Reading with music
Joe Boyd: Reading from "White Bicycles"- with music by Geoff Muldaur
Greenwich Village - Folk and Anti-Folk
Since the times of Pete Seeger, New York's folk music scene has gathered in Greenwich Village. In the 1950s, dissatisfied with the elaborately produced commercial popular music and the ever more abstract jazz of the period, folk musicians began to search for simplicity, authenticity and roots. They discovered bluegrass, the blues, gospel, work songs and British murder ballads. Out of these, as well as other nearly forgotten forms, the folk music genre arose. Bob Dylan brought folk music to international audiences in the 1960s. Even today the Village is home to numerous improvised small clubs in which young, and not quite so young, people sing poetic and political songs – usually to the sole accompaniment of a guitar – that take a firm stance against commercially produced pop music. At HKW veterans of 1960s folk will share the stage with young exponents of so-called anti-folk, who are often strongly influenced by punk rock.
Joe Boyd
Joe Boyd played a central role in some of the most important moments in musical history during the 1960s. He describes in great detail in his memoirs White Bicycles. He discovered and produced the Pink Floyd, having started his career in 1963 as the music promoter of blues legend Muddy Waters. In London, Joe Boyd founded the Elektra Records label, and repeatedly started new trends in the folk scene during the 1960s and 1970s. In the mid-60s, for example, he co-founded (together with John Hopkins) the legendary UFO Club, operated the Witchseason label, and produced REM, Nick Drake, Maria Muldaur and Billy Bragg – to name just a few.
Geoff Muldaur
As one of the great blues voices on the East Coast, Geoff Muldaur had a seminal influence on the folk, blues and folk-rock scene during the 1960s and 1970s.
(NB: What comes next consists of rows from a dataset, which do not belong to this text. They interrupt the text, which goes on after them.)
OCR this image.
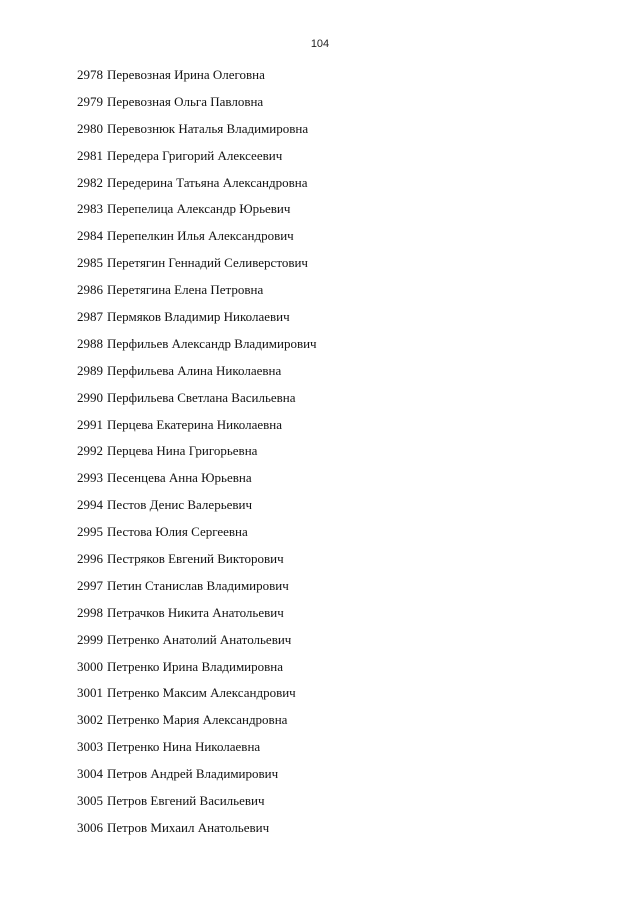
104
2978 Перевозная Ирина Олеговна
2979 Перевозная Ольга Павловна
2980 Перевознюк Наталья Владимировна
2981 Передера Григорий Алексеевич
2982 Передерина Татьяна Александровна
2983 Перепелица Александр Юрьевич
2984 Перепелкин Илья Александрович
2985 Перетягин Геннадий Селиверстович
2986 Перетягина Елена Петровна
2987 Пермяков Владимир Николаевич
2988 Перфильев Александр Владимирович
2989 Перфильева Алина Николаевна
2990 Перфильева Светлана Васильевна
2991 Перцева Екатерина Николаевна
2992 Перцева Нина Григорьевна
2993 Песенцева Анна Юрьевна
2994 Пестов Денис Валерьевич
2995 Пестова Юлия Сергеевна
2996 Пестряков Евгений Викторович
2997 Петин Станислав Владимирович
2998 Петрачков Никита Анатольевич
2999 Петренко Анатолий Анатольевич
3000 Петренко Ирина Владимировна
3001 Петренко Максим Александрович
3002 Петренко Мария Александровна
3003 Петренко Нина Николаевна
3004 Петров Андрей Владимирович
3005 Петров Евгений Васильевич
3006 Петров Михаил Анатольевич
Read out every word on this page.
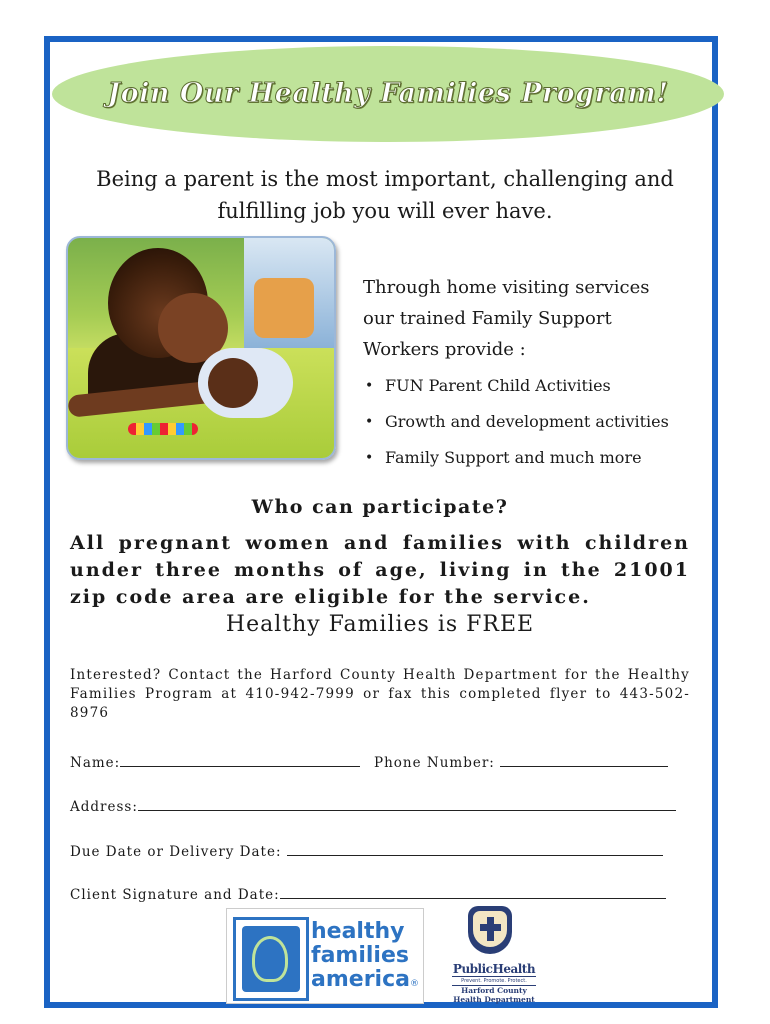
Join Our Healthy Families Program!
Being a parent is the most important, challenging and
fulfilling job you will ever have.
Through home visiting services
our trained Family Support
Workers provide :
• FUN Parent Child Activities
• Growth and development activities
• Family Support and much more
Who can participate?
All pregnant women and families with children under three months of age, living in the 21001 zip code area are eligible for the service.
Healthy Families is FREE
Interested? Contact the Harford County Health Department for the Healthy Families Program at 410-942-7999 or fax this completed flyer to 443-502-8976
Name:	Phone Number:
Address:
Due Date or Delivery Date:
Client Signature and Date:
healthy
families
america®
PublicHealth
Prevent. Promote. Protect.
Harford County
Health Department
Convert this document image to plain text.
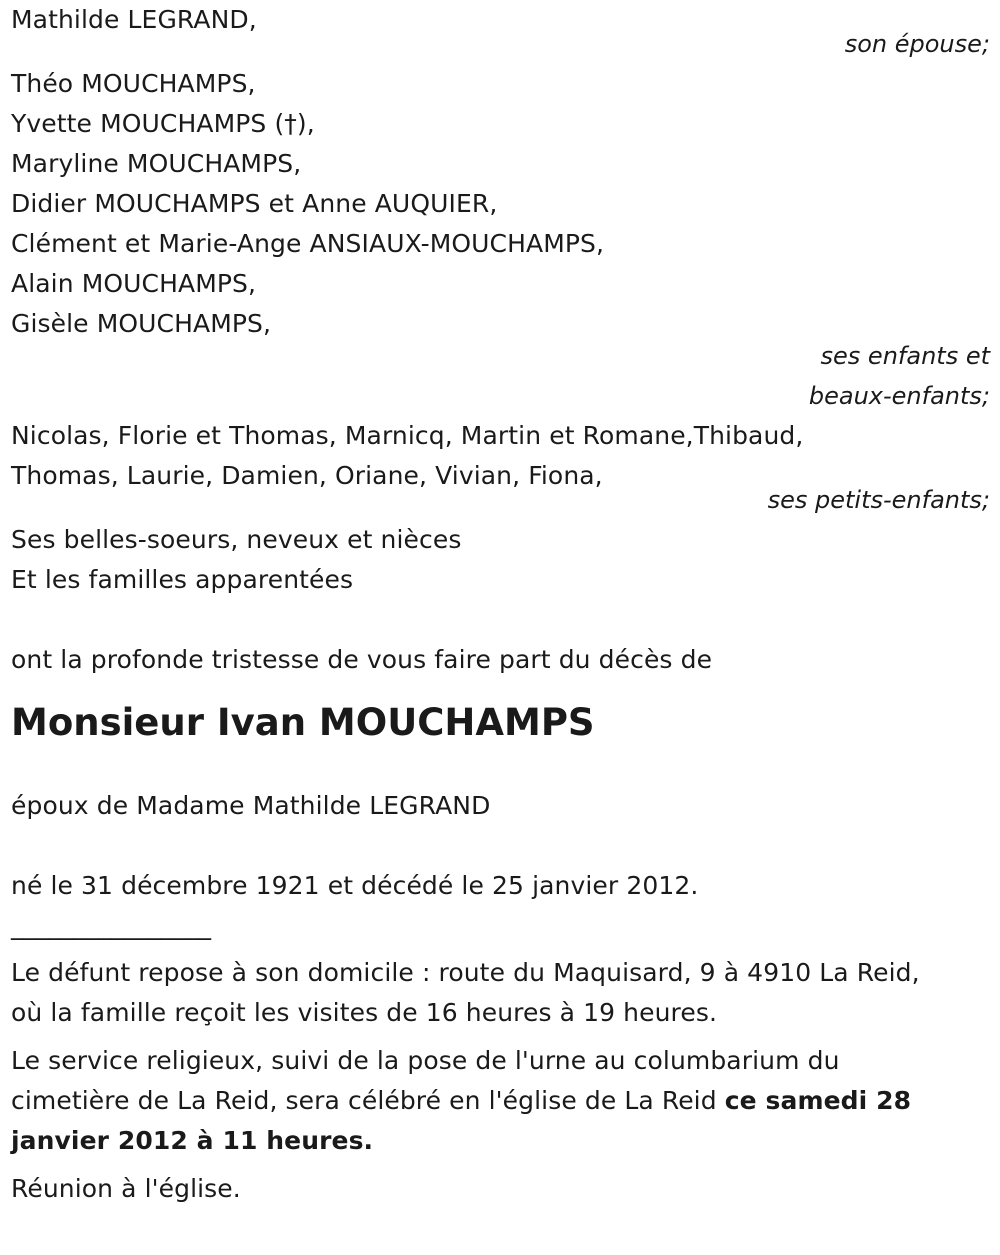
Mathilde LEGRAND,
son épouse;
Théo MOUCHAMPS,
Yvette MOUCHAMPS (†),
Maryline MOUCHAMPS,
Didier MOUCHAMPS et Anne AUQUIER,
Clément et Marie-Ange ANSIAUX-MOUCHAMPS,
Alain MOUCHAMPS,
Gisèle MOUCHAMPS,
ses enfants et
beaux-enfants;
Nicolas, Florie et Thomas, Marnicq, Martin et Romane,Thibaud,
Thomas, Laurie, Damien, Oriane, Vivian, Fiona,
ses petits-enfants;
Ses belles-soeurs, neveux et nièces
Et les familles apparentées
ont la profonde tristesse de vous faire part du décès de
Monsieur Ivan MOUCHAMPS
époux de Madame Mathilde LEGRAND
né le 31 décembre 1921 et décédé le 25 janvier 2012.
________________

Le défunt repose à son domicile : route du Maquisard, 9 à 4910 La Reid,
où la famille reçoit les visites de 16 heures à 19 heures.

Le service religieux, suivi de la pose de l'urne au columbarium du
cimetière de La Reid, sera célébré en l'église de La Reid ce samedi 28
janvier 2012 à 11 heures.

Réunion à l'église.
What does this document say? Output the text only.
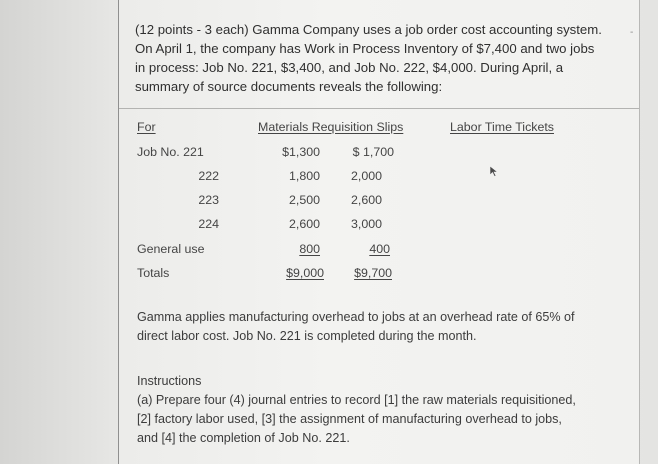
(12 points - 3 each) Gamma Company uses a job order cost accounting system.
On April 1, the company has Work in Process Inventory of $7,400 and two jobs
in process: Job No. 221, $3,400, and Job No. 222, $4,000. During April, a
summary of source documents reveals the following:
-
For	Materials Requisition Slips	Labor Time Tickets
Job No. 221	$1,300	$ 1,700
222	1,800	2,000
223	2,500	2,600
224	2,600	3,000
General use	800	400
Totals	$9,000	$9,700
Gamma applies manufacturing overhead to jobs at an overhead rate of 65% of
direct labor cost. Job No. 221 is completed during the month.
Instructions
(a) Prepare four (4) journal entries to record [1] the raw materials requisitioned,
[2] factory labor used, [3] the assignment of manufacturing overhead to jobs,
and [4] the completion of Job No. 221.
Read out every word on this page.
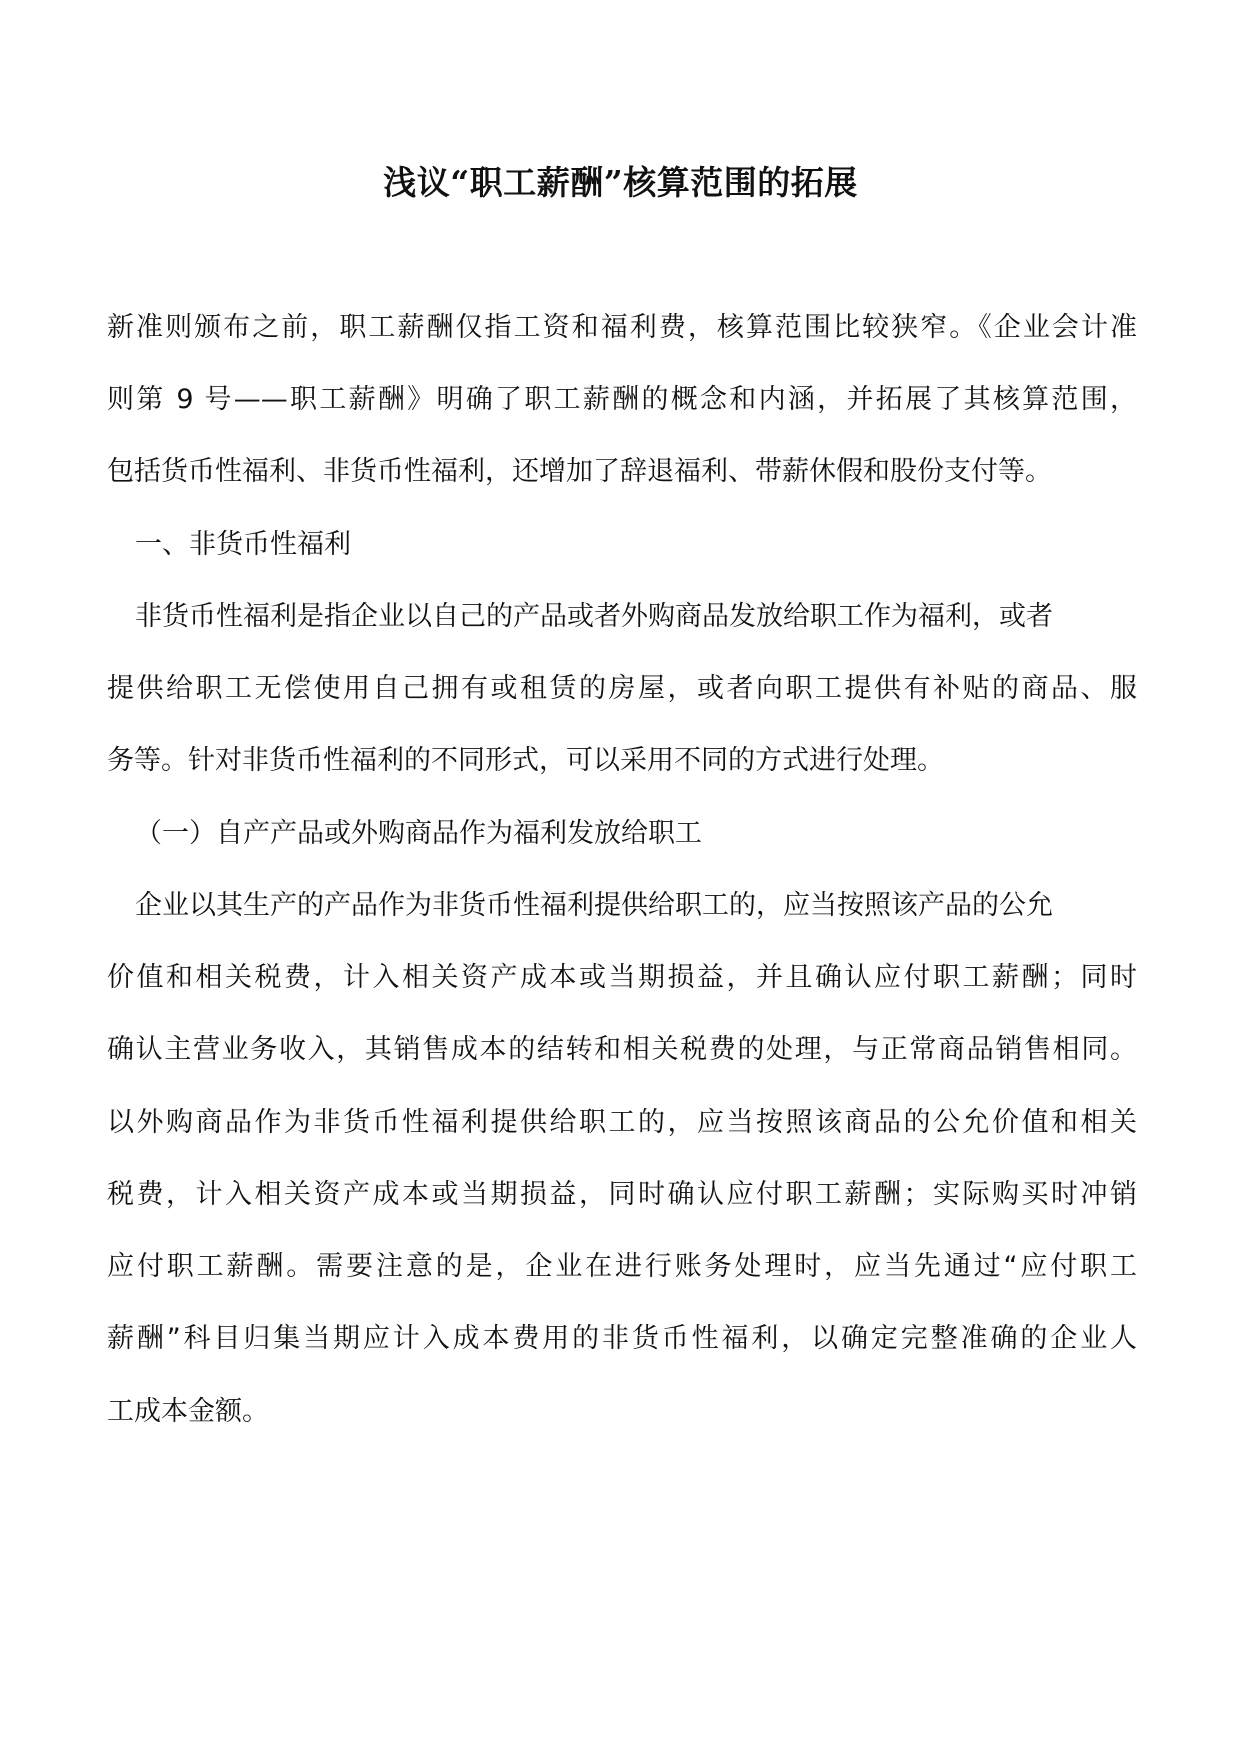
浅议“职工薪酬”核算范围的拓展

新准则颁布之前，职工薪酬仅指工资和福利费，核算范围比较狭窄。《企业会计准

则第 9 号——职工薪酬》明确了职工薪酬的概念和内涵，并拓展了其核算范围，

包括货币性福利、非货币性福利，还增加了辞退福利、带薪休假和股份支付等。

一、非货币性福利

非货币性福利是指企业以自己的产品或者外购商品发放给职工作为福利，或者

提供给职工无偿使用自己拥有或租赁的房屋，或者向职工提供有补贴的商品、服

务等。针对非货币性福利的不同形式，可以采用不同的方式进行处理。

（一）自产产品或外购商品作为福利发放给职工

企业以其生产的产品作为非货币性福利提供给职工的，应当按照该产品的公允

价值和相关税费，计入相关资产成本或当期损益，并且确认应付职工薪酬；同时

确认主营业务收入，其销售成本的结转和相关税费的处理，与正常商品销售相同。

以外购商品作为非货币性福利提供给职工的，应当按照该商品的公允价值和相关

税费，计入相关资产成本或当期损益，同时确认应付职工薪酬；实际购买时冲销

应付职工薪酬。需要注意的是，企业在进行账务处理时，应当先通过“应付职工

薪酬”科目归集当期应计入成本费用的非货币性福利，以确定完整准确的企业人

工成本金额。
As a founder-member of the Jim Kweskin Jug Band and the Paul Butterfield Better Days Group, he produced some momentous records and worked with Bonnie Raitt, Eric Von Schmidt and Jerry Garcia, among others. In 1981, he retired as a musician and interpreter from the music scene. Even so, in the mid-1980s he was awarded an Emmy for the film music he had produced. In 1999, Geoff Muldaur started giving concerts again in Europe. ‘There are only three white blues singers, and Geoff Muldaur is at least two of them,’ says the British folk-rock legend Richard Thompson.
The programme "Greenwich Village" is curated by Detlef Diederichsen together with Jeff Lewis, himself an anti-folk singer and a leading connoisseur of the history of the genre.